In this passage, Isaiah reveals God’s minor plan for Assyria as it relates to His major plan for the cosmos. These verses also reveal God’s character to be consistent with His purpose. Not only are God’s actions consistent through out history, they consistently work toward His purpose of bringing His children back into a right relationship with Him.


The Northern Kingdom or Israel behavior proved they were out of relationship with God. They called on other kingdoms to support them and relied on their wits. They failed to respond to any of the warnings God had sent them.
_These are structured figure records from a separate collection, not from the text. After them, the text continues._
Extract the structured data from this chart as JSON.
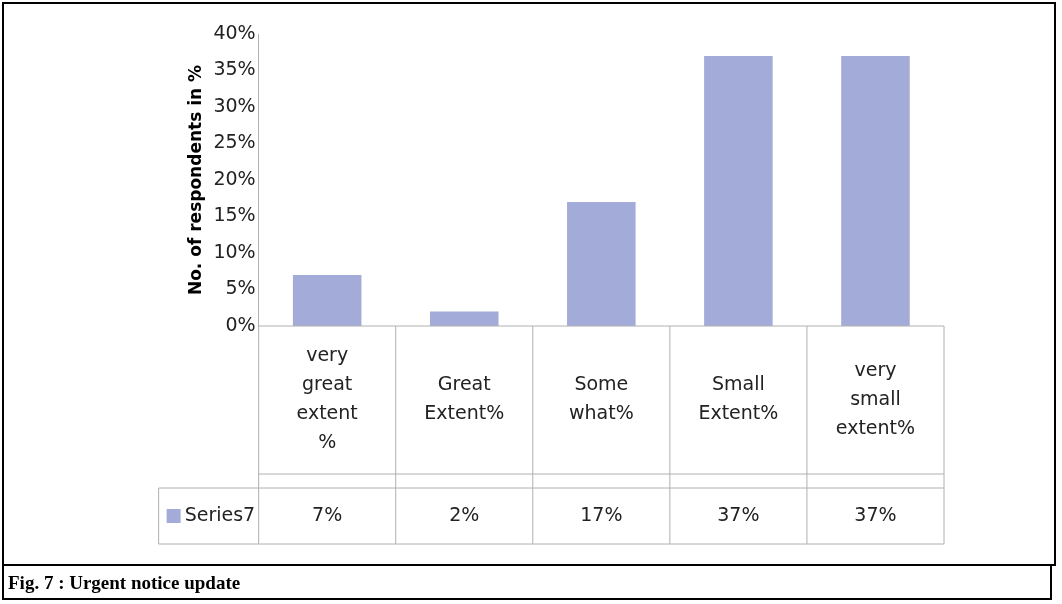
{
  "chart_data": {
    "type": "bar",
    "title": "Fig. 7 : Urgent notice update",
    "ylabel": "No. of respondents in %",
    "categories": [
      "very great extent %",
      "Great Extent%",
      "Some what%",
      "Small Extent%",
      "very small extent%"
    ],
    "series": [
      {
        "name": "Series7",
        "color": "#a3abd8",
        "values": [
          7,
          2,
          17,
          37,
          37
        ],
        "value_labels": [
          "7%",
          "2%",
          "17%",
          "37%",
          "37%"
        ]
      }
    ],
    "ylim": [
      0,
      40
    ],
    "yticks": [
      {
        "value": 0,
        "label": "0%"
      },
      {
        "value": 5,
        "label": "5%"
      },
      {
        "value": 10,
        "label": "10%"
      },
      {
        "value": 15,
        "label": "15%"
      },
      {
        "value": 20,
        "label": "20%"
      },
      {
        "value": 25,
        "label": "25%"
      },
      {
        "value": 30,
        "label": "30%"
      },
      {
        "value": 35,
        "label": "35%"
      },
      {
        "value": 40,
        "label": "40%"
      }
    ],
    "grid": false,
    "legend": "bottom"
  }
}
God brought the Assyrians against them in the hope they would return to Him for help or be disciplined to recognize their faith was placed in the wrong things. God continues declare a remnant will return to fulfill His promise to Abraham.

In his pride and arrogance the Assyrian king failed to recognize his part in God’s plan. Believing they were the most powerful force in the cosmos, he stepped beyond God’s plan seeking the destruction rather than the conquest of other nations. Using God’s foresight, Isaiah brings an indictment of Assyria’s actions which will eventually bring God’s wrath upon them. Assyria will march through the land, but will be stopped at Nod, within sight of the temple. Then they will be heard of no more.


And what about us? The good news is God’s plan to bring His children into the right relationship with Him continues for you and me. God is in control of all the cosmos. It is so easy to forget this in a world where we make time, light, communications, and relationships convenient for us. A world where ‘the American Dream’ trumps all, doesn’t leave much room for reliance on God.


God’s plan for the cosmos will happen. What role we will play is a simple choice. Will we stand, like the Assyrians in our own power and be stopped within sight of His temple? Or will we turn, and call out to the One Who Loves Us and be reconciled?